Sometimes, when I walk in the morning, it’s dark enough for my brain to stop thinking about what’s next on my schedule. These mornings, as the night creeps and stretches further across the start of the day, random phrases jump in my head.
I think of them as breadcrumbs along a path I wanted to follow again.
I don’t remember setting them down. I don’t remember carrying anything in my pockets. I don’t remember wanting to return to things like ‘don’t trust my firebox’ and ‘the body keeps the cacophony.’
But I do believe in following what curls its finger at me.
The Long Arc of Metaphor Bends
Being present is a gift, isn’t it? The possibility that arrives when I just let my heart and brain do as they like is unique, understated, and often revealing. I have found myself writing things I didn’t know I thought, believed, or grieved.
Breadcrumbs. Everywhere.
I want to interrogate those pieces of me, those parts of me that stand up a little taller some days. I want to ask them where they have come from and why they didn’t introduce themselves before I needed to learn their lessons.
Timing is everything.
The body keeps the score is a phrase to describe the idea that our bodies hold onto memories, even the ones we don’t/can’t remember. And I bet you already know this experience. Ever wake up and feel like garbage only to remember halfway through the day that it is the anniversary of some-awful-day? Ever notice that certain seasons bring up dread because of those who have died or left in previous years? Do you ever notice yourself bracing for impact when a certain date arrives?
I do. And I don’t.
July and August are months of wonderful memories. I have loved and loved more. I have traveled, made magick, met friends, and found myself laughing so hard my jaw hurts.
And…
I notice how those breadcrumbs become the floors I can’t sweep enough. The mess I didn’t make. The crumbling I feel without recipe or recollection.

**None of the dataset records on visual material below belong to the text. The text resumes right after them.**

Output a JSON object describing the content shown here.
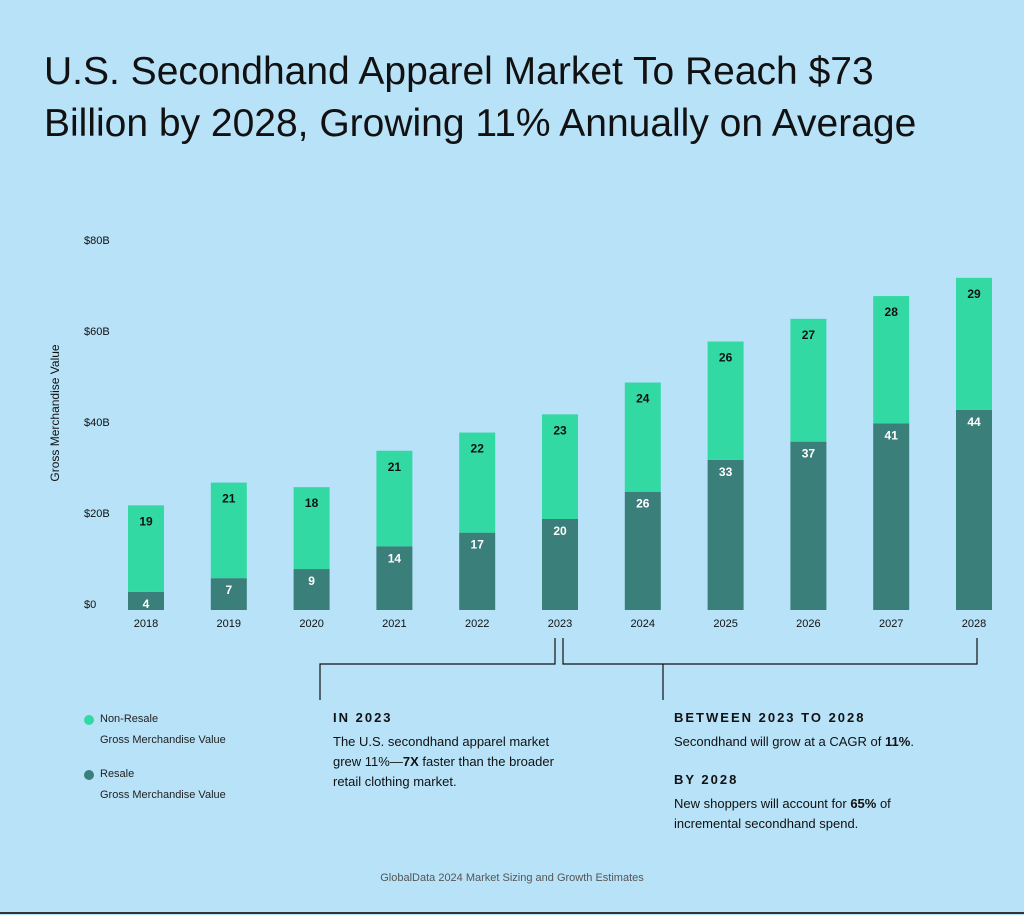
{
  "title_line1": "U.S. Secondhand Apparel Market To Reach $73",
  "title_line2": "Billion by 2028, Growing 11% Annually on Average",
  "colors": {
    "non_resale": "#33d9a3",
    "resale": "#3a7f7a",
    "background": "#b8e2f8"
  },
  "chart_data": {
    "type": "bar",
    "stacked": true,
    "categories": [
      "2018",
      "2019",
      "2020",
      "2021",
      "2022",
      "2023",
      "2024",
      "2025",
      "2026",
      "2027",
      "2028"
    ],
    "series": [
      {
        "name": "Resale Gross Merchandise Value",
        "values": [
          4,
          7,
          9,
          14,
          17,
          20,
          26,
          33,
          37,
          41,
          44
        ]
      },
      {
        "name": "Non-Resale Gross Merchandise Value",
        "values": [
          19,
          21,
          18,
          21,
          22,
          23,
          24,
          26,
          27,
          28,
          29
        ]
      }
    ],
    "ylabel": "Gross Merchandise Value",
    "ylim": [
      0,
      80
    ],
    "yticks": [
      "$0",
      "$20B",
      "$40B",
      "$60B",
      "$80B"
    ],
    "ytick_values": [
      0,
      20,
      40,
      60,
      80
    ]
  },
  "legend": {
    "non_resale_label": "Non-Resale",
    "non_resale_sub": "Gross Merchandise Value",
    "resale_label": "Resale",
    "resale_sub": "Gross Merchandise Value"
  },
  "notes": {
    "in2023_head": "IN 2023",
    "in2023_p1": "The U.S. secondhand apparel market",
    "in2023_p2a": "grew 11%—",
    "in2023_p2b": "7X",
    "in2023_p2c": " faster than the broader",
    "in2023_p3": "retail clothing market.",
    "between_head": "BETWEEN 2023 TO 2028",
    "between_p1a": "Secondhand will grow at a CAGR of ",
    "between_p1b": "11%",
    "between_p1c": ".",
    "by2028_head": "BY 2028",
    "by2028_p1a": "New shoppers will account for ",
    "by2028_p1b": "65%",
    "by2028_p1c": " of",
    "by2028_p2": "incremental secondhand spend."
  },
  "source": "GlobalData 2024 Market Sizing and Growth Estimates"
}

All I know is that I feel the awful texture between my toes whenever I step. The one that makes my toes curl up, and my foot shake to the side.

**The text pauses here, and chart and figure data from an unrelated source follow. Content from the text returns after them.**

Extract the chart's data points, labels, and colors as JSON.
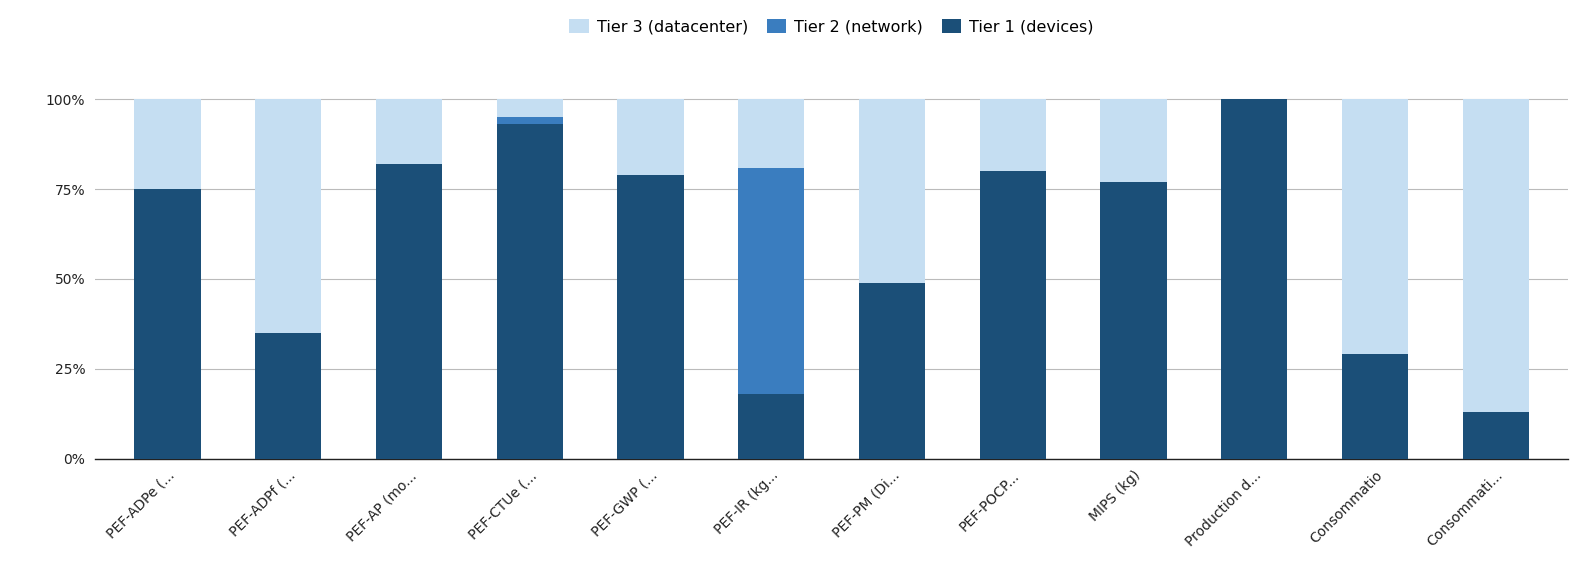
{
  "categories": [
    "PEF-ADPe (...",
    "PEF-ADPf (...",
    "PEF-AP (mo...",
    "PEF-CTUe (...",
    "PEF-GWP (...",
    "PEF-IR (kg...",
    "PEF-PM (Di...",
    "PEF-POCP...",
    "MIPS (kg)",
    "Production d...",
    "Consommatio",
    "Consommati..."
  ],
  "tier1": [
    75,
    35,
    82,
    93,
    79,
    18,
    49,
    80,
    77,
    100,
    29,
    13
  ],
  "tier2": [
    0,
    0,
    0,
    2,
    0,
    63,
    0,
    0,
    0,
    0,
    0,
    0
  ],
  "tier3": [
    25,
    65,
    18,
    5,
    21,
    19,
    51,
    20,
    23,
    0,
    71,
    87
  ],
  "color_tier1": "#1b4f78",
  "color_tier2": "#3a7dbf",
  "color_tier3": "#c5def2",
  "legend_labels": [
    "Tier 3 (datacenter)",
    "Tier 2 (network)",
    "Tier 1 (devices)"
  ],
  "yticks": [
    0,
    25,
    50,
    75,
    100
  ],
  "ytick_labels": [
    "0%",
    "25%",
    "50%",
    "75%",
    "100%"
  ],
  "background_color": "#ffffff",
  "bar_width": 0.55,
  "ylim": [
    0,
    108
  ]
}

The Panic of an Unassuming Morning
These months (and, the older I get, most months) are also reminders of leaving, making difficult choices, making not-so-difficult choices that were also difficult, and just sinking under the weight of summer’s heated embrace.

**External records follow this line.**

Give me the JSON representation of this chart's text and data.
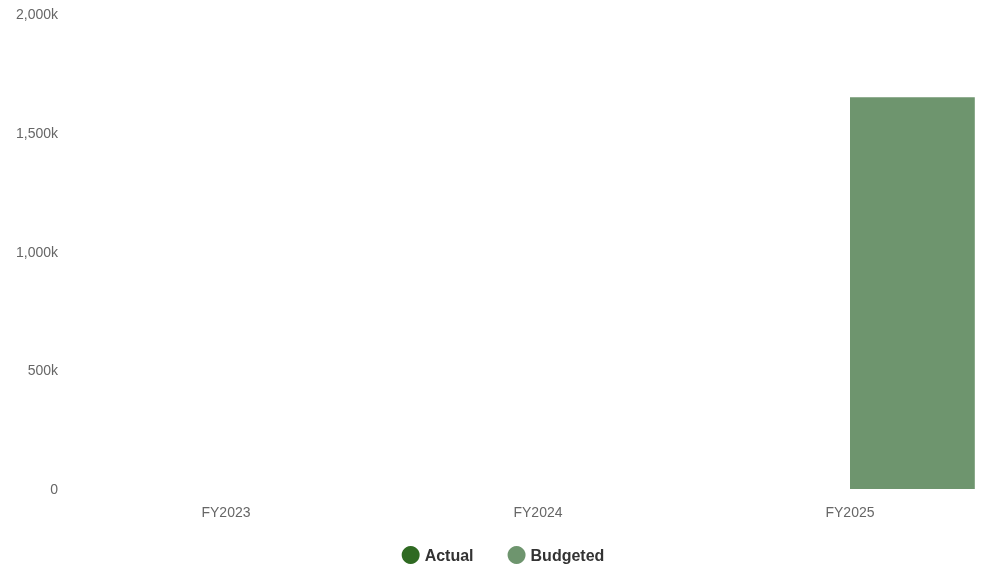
{
  "chart_data": {
    "type": "bar",
    "categories": [
      "FY2023",
      "FY2024",
      "FY2025"
    ],
    "series": [
      {
        "name": "Actual",
        "color": "#2f6a22",
        "values": [
          null,
          null,
          null
        ]
      },
      {
        "name": "Budgeted",
        "color": "#6e956e",
        "values": [
          null,
          null,
          1650
        ]
      }
    ],
    "ylim": [
      0,
      2000
    ],
    "yticks": [
      {
        "value": 0,
        "label": "0"
      },
      {
        "value": 500,
        "label": "500k"
      },
      {
        "value": 1000,
        "label": "1,000k"
      },
      {
        "value": 1500,
        "label": "1,500k"
      },
      {
        "value": 2000,
        "label": "2,000k"
      }
    ],
    "grid": false,
    "legend": "bottom"
  }
}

I forget too often. I wake up grumbling, with my thoughts arguing about how I am unloveable and unwanted. My brain reminds me of the ways I have been discarded and abandoned. But it doesn’t send a text or a well-chosen meme. It sends my body into a panic.
I want to run away. I feel like yelling. I feel heavier, and nothing tastes right. I feel like I did something wrong. Like I need to apologize for breathing. Like I need to rethink every relationship and every interaction.
A loud panic. One that doesn’t seem to have a home outside of everything that might be wrong with me. The body keeps a score, for sure. And I don’t know why it wants me to lose this game.
I woke up the other day clear that it was a day with weight and heft. But it was also a day I had almost forgotten about, and I was ready for it to be another Wednesday. And it was…until it wasn’t.
Suddenly, I was angry. Angry in the direction of breathing and seeing. Angry at the way my chair wouldn’t line up well with my desk. Angry at the coffee for being too hot and the cat for wanting to cuddle. Angry at everything that didn’t bug me the day before.
I tried to ignore it. WRONG.
I asked it what it was. OH.
I went for a walk in the middle of the day, the sun beating down on my skin and sweat pouring everywhere. I wanted to outwalk this anger. I wanted to forget and escape and get away.
I didn’t want to give it a name. I wanted to give it chase.
I wanted to terrify it. I wanted to scare it away from the score, away from my cells and breath and bones and crumbs. I wanted to show how tough I could be. How brave I could be.
And that’s when I thought, Why must I be brave and strong?
I stopped. I stopped.
I let it catch up to me. Deafening in sound and fury. Insistent and unrelenting. I let it all catch up. I let it back in.
It caught up with me. We looked into each other’s eyes, knowing where we’ve been.
This was no Hallmark moment.
But it was recognition.
I see you. You see me. This is real. This is true. This is hard. This is heavy.
I took a breath and let it fill my body. I demanded the feelings get really big, really uncomfortable, unmanageable. I stayed steady. I tried encouraging the feelings to get as big as they wanted to. I said, “Give me all you got.”
They did. And it was…quiet.
***
The cacophony might arrive for you, too. Let it. If only for a minute or moment. Let it look you right in the face. Let it wash over or burn you up. Let it in.
Let your body know that you know it knows.
It’s harder when it waits on the doorstep and knocks again and again.